KAMPALA, AUGUST 2025 — Uganda’s economy is riding a wave of stronger exports and improving investor confidence, but behind the upbeat data lies a more complicated story of rising imports, new regional trade barriers, and inflationary pressures that could shape the country’s policy path in the months ahead.
Uganda’s exports hit $1.15 billion in June 2025, up an eye-catching 64 percent from the same period last year. Driving this surge were higher receipts from coffee, minerals, fish, tea, and flowers. Coffee, the country’s flagship export, stood out: earnings jumped nearly 78 percent year-on-year, powered by both higher volumes and stronger prices, according to the July 2025 Ministry of Finance economic performance report.
But the monthly trend tells a different story. Compared with May, exports slipped 3.6 percent, largely due to weaker performance in minerals, tobacco, maize, and sugar. A further challenge came from within the East African Community (EAC), where new tariffs and non-tariff barriers, including quotas on products like fish, dairy, onions, and meat, bit into Uganda’s regional trade.
Notably, coffee remained resilient.

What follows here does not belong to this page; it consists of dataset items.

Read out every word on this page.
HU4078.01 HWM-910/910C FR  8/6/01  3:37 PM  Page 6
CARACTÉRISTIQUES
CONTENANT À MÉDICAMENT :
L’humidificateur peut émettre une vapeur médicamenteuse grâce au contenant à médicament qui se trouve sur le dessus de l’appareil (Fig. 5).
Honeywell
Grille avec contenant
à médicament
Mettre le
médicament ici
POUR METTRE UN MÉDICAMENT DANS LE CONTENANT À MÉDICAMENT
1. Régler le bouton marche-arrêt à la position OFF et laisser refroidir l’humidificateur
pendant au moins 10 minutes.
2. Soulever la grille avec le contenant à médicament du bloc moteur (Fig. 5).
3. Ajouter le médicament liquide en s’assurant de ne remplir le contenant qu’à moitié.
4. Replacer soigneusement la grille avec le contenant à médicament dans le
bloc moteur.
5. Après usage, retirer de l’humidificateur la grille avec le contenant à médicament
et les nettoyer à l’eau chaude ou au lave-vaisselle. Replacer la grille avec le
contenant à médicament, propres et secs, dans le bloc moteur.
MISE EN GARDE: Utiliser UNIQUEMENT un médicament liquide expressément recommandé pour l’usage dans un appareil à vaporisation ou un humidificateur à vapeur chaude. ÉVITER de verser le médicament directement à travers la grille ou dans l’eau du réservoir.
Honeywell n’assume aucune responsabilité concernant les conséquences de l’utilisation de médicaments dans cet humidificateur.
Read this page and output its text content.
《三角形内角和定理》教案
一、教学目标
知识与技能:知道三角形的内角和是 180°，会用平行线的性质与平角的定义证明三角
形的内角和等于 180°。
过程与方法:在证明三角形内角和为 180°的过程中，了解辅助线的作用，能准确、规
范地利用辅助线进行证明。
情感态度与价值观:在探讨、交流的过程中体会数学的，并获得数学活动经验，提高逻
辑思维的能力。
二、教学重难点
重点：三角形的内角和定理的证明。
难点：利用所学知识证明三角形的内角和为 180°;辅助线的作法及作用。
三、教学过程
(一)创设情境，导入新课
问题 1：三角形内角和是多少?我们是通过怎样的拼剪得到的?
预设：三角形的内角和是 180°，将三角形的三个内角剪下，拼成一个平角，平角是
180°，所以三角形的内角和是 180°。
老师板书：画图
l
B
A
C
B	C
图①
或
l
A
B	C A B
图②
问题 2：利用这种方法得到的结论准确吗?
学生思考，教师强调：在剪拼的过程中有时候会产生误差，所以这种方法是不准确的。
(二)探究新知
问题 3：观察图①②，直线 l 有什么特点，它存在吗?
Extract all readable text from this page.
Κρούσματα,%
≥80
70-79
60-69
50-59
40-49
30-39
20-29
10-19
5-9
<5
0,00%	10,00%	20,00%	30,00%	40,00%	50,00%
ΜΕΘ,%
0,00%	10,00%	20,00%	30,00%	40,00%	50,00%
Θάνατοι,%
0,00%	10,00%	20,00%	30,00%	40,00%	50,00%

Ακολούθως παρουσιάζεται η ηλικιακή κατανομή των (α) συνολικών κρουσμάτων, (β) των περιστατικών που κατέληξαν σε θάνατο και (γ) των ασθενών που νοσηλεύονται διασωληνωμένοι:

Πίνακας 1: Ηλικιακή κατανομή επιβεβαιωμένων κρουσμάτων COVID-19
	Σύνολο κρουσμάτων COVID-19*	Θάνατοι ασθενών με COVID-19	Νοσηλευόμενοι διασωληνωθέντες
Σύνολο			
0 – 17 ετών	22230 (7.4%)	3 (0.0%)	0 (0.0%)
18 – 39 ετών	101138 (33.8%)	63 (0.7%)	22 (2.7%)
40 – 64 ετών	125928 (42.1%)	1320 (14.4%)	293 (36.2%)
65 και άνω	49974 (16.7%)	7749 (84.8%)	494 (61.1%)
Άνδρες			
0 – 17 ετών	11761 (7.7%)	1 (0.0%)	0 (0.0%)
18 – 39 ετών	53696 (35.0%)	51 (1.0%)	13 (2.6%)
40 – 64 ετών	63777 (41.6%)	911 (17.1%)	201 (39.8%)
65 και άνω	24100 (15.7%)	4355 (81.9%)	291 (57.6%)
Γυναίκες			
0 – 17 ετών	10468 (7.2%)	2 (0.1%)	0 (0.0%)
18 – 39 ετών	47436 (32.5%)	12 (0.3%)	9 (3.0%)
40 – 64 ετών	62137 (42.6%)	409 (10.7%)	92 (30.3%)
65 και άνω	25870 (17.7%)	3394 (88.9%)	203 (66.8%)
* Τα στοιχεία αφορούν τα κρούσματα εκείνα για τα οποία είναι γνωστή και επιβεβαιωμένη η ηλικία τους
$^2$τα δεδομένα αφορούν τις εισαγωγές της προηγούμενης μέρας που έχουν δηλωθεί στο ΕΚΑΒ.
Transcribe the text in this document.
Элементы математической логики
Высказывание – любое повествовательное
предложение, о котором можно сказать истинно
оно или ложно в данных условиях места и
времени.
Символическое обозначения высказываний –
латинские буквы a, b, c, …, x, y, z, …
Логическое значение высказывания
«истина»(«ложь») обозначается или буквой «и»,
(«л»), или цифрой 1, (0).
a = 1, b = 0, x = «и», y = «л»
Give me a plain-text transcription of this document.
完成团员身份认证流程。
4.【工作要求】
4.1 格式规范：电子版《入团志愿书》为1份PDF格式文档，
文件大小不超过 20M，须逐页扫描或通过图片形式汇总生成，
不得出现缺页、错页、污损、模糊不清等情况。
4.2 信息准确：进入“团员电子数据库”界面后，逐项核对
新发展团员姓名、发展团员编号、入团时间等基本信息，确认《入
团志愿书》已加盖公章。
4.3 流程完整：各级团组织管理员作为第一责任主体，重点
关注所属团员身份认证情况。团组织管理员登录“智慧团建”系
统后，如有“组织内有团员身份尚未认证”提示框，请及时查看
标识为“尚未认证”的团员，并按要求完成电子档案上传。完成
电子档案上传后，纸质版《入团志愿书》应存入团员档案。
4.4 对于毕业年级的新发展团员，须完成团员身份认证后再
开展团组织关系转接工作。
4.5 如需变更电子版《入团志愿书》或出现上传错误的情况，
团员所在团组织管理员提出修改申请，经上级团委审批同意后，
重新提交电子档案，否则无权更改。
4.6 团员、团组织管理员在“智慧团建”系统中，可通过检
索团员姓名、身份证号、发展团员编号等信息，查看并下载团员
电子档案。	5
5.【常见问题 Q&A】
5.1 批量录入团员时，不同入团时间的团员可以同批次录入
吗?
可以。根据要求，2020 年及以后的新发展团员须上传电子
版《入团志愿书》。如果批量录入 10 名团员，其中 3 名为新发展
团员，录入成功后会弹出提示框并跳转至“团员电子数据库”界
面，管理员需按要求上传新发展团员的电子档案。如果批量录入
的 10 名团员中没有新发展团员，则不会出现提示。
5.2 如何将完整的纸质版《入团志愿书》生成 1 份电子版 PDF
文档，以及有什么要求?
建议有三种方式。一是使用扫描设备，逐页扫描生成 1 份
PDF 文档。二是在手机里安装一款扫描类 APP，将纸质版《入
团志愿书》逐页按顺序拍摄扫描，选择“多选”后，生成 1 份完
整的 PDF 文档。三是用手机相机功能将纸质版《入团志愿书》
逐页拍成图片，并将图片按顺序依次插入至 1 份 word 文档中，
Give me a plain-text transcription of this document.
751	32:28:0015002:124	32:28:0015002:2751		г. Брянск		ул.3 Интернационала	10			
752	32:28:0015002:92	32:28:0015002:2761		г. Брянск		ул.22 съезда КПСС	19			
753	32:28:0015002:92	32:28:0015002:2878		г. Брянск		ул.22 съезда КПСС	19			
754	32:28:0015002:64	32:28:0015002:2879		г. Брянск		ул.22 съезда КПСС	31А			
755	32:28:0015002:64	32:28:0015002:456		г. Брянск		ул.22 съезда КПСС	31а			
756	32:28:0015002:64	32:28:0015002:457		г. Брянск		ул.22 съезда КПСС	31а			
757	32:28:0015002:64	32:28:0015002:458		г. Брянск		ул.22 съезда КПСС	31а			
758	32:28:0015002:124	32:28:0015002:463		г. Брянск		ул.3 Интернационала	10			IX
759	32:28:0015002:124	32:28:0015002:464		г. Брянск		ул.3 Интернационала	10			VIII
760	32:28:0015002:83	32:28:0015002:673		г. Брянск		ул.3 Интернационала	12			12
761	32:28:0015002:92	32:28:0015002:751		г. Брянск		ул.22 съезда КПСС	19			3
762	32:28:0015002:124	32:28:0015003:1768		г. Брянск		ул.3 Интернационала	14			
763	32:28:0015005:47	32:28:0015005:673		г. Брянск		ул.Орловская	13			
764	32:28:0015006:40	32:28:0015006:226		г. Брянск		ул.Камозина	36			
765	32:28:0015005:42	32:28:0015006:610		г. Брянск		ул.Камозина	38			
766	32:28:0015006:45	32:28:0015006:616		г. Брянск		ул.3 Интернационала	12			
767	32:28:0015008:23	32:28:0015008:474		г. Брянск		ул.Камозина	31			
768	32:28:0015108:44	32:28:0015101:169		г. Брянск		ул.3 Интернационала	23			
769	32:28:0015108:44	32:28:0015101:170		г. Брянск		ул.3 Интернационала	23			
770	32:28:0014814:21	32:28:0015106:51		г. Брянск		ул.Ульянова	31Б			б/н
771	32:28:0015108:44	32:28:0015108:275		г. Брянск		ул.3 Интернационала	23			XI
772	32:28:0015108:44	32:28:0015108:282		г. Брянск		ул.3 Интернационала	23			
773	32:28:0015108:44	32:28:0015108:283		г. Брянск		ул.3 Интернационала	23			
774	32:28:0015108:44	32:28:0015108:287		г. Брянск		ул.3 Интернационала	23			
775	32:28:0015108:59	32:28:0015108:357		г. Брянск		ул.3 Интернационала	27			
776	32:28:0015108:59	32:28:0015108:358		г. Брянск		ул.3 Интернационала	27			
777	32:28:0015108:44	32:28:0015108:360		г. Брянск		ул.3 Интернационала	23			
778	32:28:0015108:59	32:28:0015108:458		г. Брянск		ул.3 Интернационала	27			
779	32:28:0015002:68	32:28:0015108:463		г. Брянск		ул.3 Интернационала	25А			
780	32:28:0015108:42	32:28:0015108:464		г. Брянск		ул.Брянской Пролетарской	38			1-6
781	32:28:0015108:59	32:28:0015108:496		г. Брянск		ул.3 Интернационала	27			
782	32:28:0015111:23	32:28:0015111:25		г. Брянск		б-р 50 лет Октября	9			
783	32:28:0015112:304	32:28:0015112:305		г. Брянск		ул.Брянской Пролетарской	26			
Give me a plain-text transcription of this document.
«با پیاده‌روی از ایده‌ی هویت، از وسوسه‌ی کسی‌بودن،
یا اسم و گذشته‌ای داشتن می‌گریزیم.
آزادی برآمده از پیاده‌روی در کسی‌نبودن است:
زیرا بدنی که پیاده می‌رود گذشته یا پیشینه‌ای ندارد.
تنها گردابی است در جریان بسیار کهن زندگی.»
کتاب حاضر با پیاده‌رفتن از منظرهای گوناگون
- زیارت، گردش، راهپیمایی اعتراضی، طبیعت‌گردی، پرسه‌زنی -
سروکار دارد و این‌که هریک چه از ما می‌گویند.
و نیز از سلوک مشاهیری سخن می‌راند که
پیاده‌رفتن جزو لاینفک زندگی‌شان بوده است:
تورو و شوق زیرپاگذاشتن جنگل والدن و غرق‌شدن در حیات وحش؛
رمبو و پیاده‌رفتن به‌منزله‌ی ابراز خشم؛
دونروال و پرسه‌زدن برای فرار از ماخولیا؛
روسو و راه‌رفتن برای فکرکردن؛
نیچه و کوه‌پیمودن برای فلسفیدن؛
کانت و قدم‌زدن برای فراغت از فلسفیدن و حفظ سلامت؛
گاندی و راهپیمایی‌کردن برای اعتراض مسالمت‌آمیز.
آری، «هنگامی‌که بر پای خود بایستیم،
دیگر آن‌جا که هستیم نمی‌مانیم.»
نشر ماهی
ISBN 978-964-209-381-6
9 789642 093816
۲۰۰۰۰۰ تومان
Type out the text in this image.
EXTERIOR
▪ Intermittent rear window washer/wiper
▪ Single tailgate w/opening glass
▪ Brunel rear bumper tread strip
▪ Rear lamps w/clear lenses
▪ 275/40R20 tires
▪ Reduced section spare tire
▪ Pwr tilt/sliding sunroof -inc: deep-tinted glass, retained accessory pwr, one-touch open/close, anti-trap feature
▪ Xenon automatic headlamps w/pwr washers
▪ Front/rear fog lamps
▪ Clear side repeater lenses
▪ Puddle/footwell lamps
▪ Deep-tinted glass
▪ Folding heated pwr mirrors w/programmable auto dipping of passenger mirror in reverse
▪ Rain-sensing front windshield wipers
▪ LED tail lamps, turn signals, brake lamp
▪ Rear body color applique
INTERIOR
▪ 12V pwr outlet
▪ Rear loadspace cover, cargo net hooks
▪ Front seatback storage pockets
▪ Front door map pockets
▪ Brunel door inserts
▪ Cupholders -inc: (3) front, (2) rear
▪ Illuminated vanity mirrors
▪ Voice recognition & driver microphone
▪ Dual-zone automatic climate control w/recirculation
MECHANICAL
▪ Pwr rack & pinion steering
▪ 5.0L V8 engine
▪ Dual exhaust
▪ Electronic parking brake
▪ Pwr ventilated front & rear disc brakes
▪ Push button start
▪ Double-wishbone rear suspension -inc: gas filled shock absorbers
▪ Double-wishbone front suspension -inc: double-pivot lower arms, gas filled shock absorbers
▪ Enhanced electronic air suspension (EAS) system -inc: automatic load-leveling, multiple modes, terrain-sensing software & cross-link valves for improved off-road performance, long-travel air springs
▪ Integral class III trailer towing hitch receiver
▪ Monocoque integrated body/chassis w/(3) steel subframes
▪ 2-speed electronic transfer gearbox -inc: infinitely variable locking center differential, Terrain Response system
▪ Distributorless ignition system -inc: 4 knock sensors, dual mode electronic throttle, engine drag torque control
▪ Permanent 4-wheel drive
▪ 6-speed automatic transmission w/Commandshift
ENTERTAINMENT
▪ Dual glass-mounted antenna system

Despite a drop in average prices, higher volumes (over one million 60kg bags in June) offset the decline, providing a rare cushion against external shocks.
The Middle East remains Uganda’s largest export market, absorbing more than a third of shipments, almost all of it to the UAE. The EAC comes second at 25 percent, followed by the European Union (19.5 percent) and Asia (13.4 percent).
This diversification helps spread risk, but the heavy reliance on commodities makes Uganda vulnerable to price swings and regulatory headwinds in key markets.
If exports are the brightest spot, imports are the looming concern. Uganda imported goods worth $1.43 billion in June 2025, up 51 percent year-on-year. Month-on-month, imports climbed nearly 9 percent, with oil, base metals, chemicals, and food products leading the way.
In a notable shift, the EAC overtook Asia as Uganda’s largest source of imports, supplying more than a third of all inbound goods. Asia, long the dominant trade partner, accounted for 30.7 percent, while the rest of Africa and the Middle East made up smaller shares.
The widening import bill risks straining Uganda’s trade balance, raising questions over currency stability and external financing needs.
Despite trade friction, private sector activity remains buoyant. Uganda’s Purchasing Managers’ Index (PMI) stayed above the 50-point growth threshold at 53.6 in July 2025, though slightly down from June due to higher input costs. The Composite Index of Economic Activity rose by 1.1 percent in June, suggesting momentum is intact.
Investor sentiment is also upbeat. The Business Tendency Index (BTI) registered 58.3, with firms more optimistic about future orders and employment. This optimism reflects a broader confidence that Uganda’s economy is navigating turbulence with some resilience.
Inflation provided a modest reprieve. Annual headline inflation eased to 3.8 percent in July from 3.9 percent in June, thanks to falling food and core inflation. Energy and fuel inflation flatlined at zero, signaling some stability in the cost of utilities and petroleum products.
Still, the drop masks vulnerabilities. Any new supply shocks, whether from regional trade restrictions, higher global oil prices, or climate-related disruptions to agriculture, could quickly reverse the trend.
The Ministry of Finance report underscores both opportunity and fragility. Uganda’s export resilience, especially in coffee, highlights the gains from agricultural modernization and favorable global demand. Yet, the rise in imports—paired with new trade barriers in the EAC—poses questions about Uganda’s competitiveness and the sustainability of its external accounts.
For policymakers, the balancing act is clear: support exporters through diplomacy and regional integration, while managing the import surge to prevent currency pressure. On the macro side, keeping inflation low while encouraging investment will remain the Bank of Uganda’s central challenge.
For regional watchers, Uganda’s struggle with EAC trade restrictions is telling. At a time when East Africa is promoting deeper integration, barriers at the border risk undermining trust in the bloc and slowing progress toward a true single market.
Outlook
Uganda’s June trade figures are a snapshot of both promise and pressure. A record export haul demonstrates economic potential, but an even faster-growing import bill reveals the cracks beneath. For now, investor sentiment and business activity remain upbeat, but sustaining this momentum will depend on deft policy management and smoother trade relations with neighbors.
Uganda, in short, is exporting more than ever before—but it is also paying more to import. How it manages this delicate balance may define the next phase of its economic story.